Le projet surprenant d’Associated British Foods visant à séparer Primark de son activité alimentaire a rencontré une réponse tiède de la part des investisseurs et des analystes, alors que le conglomérat FTSE 100 cherche à subir le plus grand bouleversement de ses 65 ans d’histoire.
Les actions d’ABF ont chuté de 1% depuis mardi, lorsque la société a révélé qu’elle envisageait de séparer la chaîne de mode rapide de son vaste secteur alimentaire, qui va des sachets de thé à l’alimentation animale.
Des personnes proches du dossier ont déclaré qu’ABF pensait que la scission créerait deux sociétés du FTSE 100, mais les analystes ont prévenu qu’à moins que les performances actuelles de Primark ne s’améliorent, l’écart dans sa réputation d’indépendance avec ses pairs tels que Next et Inditex, propriétaire de Zara, ne se comblera pas.
La décision d’ABF de rendre publique une proposition de scission de Primark après des semaines de discussions privées avec les conseillers de Rothschild a surpris les analystes, les investisseurs et les employés.
La chaîne de mode est sans directeur général depuis huit mois. Parallèlement, les ventes des principales opérations de l’entreprise au Royaume-Uni et en Irlande ont chuté l’année dernière en raison de la faiblesse des dépenses de consommation et de la concurrence de concurrents en ligne à bas prix tels que Shein, Temu et le marché de biens d’occasion Vinted.

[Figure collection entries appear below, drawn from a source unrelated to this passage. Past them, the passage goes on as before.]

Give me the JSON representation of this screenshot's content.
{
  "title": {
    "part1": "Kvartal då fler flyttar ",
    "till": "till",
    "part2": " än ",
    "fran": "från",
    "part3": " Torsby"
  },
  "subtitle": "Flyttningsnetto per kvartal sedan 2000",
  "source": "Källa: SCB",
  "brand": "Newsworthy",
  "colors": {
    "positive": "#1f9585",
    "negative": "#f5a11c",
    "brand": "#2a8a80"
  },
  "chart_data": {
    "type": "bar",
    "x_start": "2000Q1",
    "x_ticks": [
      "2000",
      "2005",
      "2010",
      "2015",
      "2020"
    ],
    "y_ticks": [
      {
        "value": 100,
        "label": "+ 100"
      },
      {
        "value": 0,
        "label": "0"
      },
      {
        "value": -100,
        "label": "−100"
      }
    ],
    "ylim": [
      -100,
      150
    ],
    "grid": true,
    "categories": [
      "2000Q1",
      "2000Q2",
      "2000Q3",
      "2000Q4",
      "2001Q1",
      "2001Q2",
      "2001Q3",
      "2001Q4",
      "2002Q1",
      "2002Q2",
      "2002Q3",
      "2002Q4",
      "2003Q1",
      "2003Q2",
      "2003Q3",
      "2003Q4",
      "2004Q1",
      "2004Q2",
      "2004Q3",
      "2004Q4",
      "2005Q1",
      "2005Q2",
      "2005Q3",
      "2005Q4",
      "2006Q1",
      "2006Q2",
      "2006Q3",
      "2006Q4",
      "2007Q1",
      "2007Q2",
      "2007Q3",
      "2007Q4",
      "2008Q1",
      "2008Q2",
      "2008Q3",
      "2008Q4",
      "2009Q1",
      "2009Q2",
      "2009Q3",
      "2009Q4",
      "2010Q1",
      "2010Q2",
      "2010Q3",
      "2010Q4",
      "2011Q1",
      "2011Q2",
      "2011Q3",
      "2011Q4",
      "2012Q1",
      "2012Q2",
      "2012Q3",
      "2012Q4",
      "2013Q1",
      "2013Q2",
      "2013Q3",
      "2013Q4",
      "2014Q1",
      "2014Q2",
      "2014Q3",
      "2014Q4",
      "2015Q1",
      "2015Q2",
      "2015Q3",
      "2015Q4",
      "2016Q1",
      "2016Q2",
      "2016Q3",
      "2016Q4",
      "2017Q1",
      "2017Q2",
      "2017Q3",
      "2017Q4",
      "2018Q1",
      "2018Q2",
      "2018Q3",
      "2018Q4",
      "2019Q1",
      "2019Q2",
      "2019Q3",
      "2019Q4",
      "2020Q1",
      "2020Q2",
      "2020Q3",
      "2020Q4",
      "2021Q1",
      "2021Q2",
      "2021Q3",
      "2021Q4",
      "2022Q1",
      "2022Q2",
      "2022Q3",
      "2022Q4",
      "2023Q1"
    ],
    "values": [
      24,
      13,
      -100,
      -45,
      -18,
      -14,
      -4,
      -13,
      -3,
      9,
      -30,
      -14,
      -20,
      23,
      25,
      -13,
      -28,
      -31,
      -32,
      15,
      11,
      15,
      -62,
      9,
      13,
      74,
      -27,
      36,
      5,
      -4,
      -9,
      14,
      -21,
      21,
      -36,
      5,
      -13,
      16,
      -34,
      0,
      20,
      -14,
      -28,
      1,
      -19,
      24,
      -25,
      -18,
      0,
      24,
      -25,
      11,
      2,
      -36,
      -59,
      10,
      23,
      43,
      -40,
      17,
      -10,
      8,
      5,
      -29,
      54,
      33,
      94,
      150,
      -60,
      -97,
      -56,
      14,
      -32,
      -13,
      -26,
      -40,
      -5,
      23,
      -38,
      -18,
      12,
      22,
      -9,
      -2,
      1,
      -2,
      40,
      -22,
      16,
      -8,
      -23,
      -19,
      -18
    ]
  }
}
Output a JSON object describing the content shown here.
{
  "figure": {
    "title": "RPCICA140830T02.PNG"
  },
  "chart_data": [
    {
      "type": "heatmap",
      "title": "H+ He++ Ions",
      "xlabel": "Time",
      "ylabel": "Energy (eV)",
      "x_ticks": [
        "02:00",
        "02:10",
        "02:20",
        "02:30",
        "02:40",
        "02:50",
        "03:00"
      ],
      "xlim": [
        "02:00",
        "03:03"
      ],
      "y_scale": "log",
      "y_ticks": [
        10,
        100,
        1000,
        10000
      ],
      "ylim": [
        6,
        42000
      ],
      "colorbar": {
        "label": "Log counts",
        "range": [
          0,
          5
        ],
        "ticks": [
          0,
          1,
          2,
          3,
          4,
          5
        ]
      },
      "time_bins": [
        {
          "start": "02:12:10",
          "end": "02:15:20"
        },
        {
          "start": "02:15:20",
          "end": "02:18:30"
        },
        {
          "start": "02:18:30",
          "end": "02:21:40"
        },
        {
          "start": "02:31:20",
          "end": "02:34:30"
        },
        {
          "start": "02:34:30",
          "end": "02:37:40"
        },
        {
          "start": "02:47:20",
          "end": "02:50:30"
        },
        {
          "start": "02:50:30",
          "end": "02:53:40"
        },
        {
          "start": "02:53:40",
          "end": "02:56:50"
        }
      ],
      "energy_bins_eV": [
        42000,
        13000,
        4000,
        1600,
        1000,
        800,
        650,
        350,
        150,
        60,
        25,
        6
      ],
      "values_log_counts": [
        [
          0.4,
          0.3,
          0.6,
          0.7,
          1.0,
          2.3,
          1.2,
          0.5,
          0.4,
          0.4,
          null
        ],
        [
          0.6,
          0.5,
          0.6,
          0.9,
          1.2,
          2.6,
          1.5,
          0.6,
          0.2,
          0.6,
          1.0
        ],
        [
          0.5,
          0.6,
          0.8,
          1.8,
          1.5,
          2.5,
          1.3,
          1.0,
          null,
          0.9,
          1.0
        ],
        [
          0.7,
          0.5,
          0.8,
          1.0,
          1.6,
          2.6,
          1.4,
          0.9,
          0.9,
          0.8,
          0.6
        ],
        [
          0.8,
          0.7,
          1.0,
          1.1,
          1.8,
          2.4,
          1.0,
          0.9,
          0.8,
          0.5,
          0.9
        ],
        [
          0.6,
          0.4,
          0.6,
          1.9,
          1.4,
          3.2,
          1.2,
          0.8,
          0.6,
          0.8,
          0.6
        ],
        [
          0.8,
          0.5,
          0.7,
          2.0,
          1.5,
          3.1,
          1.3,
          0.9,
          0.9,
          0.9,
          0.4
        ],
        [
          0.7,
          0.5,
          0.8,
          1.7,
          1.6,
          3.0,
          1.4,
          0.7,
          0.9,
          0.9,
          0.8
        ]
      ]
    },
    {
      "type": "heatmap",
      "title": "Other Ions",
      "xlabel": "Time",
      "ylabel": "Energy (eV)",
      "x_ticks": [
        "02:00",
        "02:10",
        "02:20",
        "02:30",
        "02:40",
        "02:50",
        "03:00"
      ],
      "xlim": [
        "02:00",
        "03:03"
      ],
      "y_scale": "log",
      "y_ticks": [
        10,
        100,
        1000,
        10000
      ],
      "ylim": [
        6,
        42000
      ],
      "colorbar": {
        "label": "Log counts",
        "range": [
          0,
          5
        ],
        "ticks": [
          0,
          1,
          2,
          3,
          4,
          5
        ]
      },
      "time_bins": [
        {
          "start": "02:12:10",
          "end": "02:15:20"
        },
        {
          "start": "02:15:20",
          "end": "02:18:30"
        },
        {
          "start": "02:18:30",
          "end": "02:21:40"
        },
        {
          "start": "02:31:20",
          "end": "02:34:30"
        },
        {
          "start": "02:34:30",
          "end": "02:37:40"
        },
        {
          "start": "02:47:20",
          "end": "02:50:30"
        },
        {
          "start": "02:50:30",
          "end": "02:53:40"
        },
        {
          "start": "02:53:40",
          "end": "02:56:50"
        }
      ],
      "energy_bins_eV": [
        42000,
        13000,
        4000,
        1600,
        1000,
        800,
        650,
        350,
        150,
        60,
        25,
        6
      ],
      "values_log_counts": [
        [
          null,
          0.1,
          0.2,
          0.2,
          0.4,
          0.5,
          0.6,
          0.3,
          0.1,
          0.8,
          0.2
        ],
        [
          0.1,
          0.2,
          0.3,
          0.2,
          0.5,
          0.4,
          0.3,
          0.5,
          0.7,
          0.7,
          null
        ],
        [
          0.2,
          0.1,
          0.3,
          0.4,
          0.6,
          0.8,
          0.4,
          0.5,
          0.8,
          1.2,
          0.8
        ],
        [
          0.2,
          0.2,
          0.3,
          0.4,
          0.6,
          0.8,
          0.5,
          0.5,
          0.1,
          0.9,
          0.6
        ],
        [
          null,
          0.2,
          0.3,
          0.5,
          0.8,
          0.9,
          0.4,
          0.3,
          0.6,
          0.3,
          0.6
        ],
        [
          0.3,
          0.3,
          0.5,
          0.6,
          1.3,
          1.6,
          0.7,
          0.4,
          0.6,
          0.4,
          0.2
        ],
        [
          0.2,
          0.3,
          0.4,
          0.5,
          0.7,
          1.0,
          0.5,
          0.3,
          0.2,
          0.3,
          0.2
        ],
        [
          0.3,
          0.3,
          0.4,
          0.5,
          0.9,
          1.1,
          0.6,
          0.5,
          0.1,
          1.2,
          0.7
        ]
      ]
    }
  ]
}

L’analyste chevronné du commerce de détail, Richard Hyman, faisait partie des personnes surprises par l’annonce d’ABF. « La société a toujours été dirigée de manière très conservatrice, avec des dirigeants adoptant une vision à long terme pour minimiser les risques. Cela semble inhabituel », a-t-il déclaré.

ABF, dirigée par la famille milliardaire Weston, affirme depuis longtemps que la diversification la protège des chocs du marché et des réflexions à court terme, mais ces dernières années, cette stratégie a eu un coût.
Au cours de la dernière décennie, le cours de l’action ABF a chuté d’un tiers, tandis que l’indice FTSE 100 a augmenté de plus de 50 %.
George Weston, directeur général de longue date du groupe, a déclaré mardi au Financial Times que la question de savoir si Primark devait être scindée remontait à 2005 et avait été soulevée lors d’un entretien d’embauche. La proposition a été réexaminée juste avant la pandémie.
La différence cette fois-ci est que Primark est une entreprise beaucoup plus grande, a déclaré Weston.
« Il y a davantage de numérique, il y a du marketing, il y a toutes sortes de complexités, et je pense que nous avons atteint un point où nous devons examiner la gouvernance et bien faire les choses sur le long terme », a-t-il déclaré.
« Il n’y a vraiment qu’une seule question dans cette critique. …La nourriture et Primark vont-ils ensemble ou non ? »
Malgré les difficultés actuelles et l’impact négatif de la fast fashion sur l’environnement, la mode bon marché de Primark a trouvé des fans dans toute l’Europe et même aux États-Unis.
Le détaillant a gagné son surnom de « Primarni » car il combine des designs élégants avec des prix bas, avec des t-shirts à partir de 3 £ et des robes à partir de 8 £.
L’entreprise a peu de points communs avec la division alimentaire d’ABF, qui comprend Sugar Refining et des marques d’épicerie telles qu’Ovaltine, Twinings Tea et Kingsmill Bread.
ABF a déclaré qu’aucune décision formelle de dissolution n’avait été prise, mais M. Weston a reconnu qu’il existait une « possibilité réaliste » que la dissolution se poursuive.
La direction d’ABF espère qu’en scindant les activités, chaque division pourra mieux vendre son histoire aux investisseurs et sera mieux comprise par les analystes spécialisés dans l’alimentation et la mode.

La cotation potentielle de Primark marquerait la première fois que l’entreprise deviendrait indépendante au cours de ses 56 ans d’histoire. C’était à une époque où le détaillant n’avait que deux PDG permanents.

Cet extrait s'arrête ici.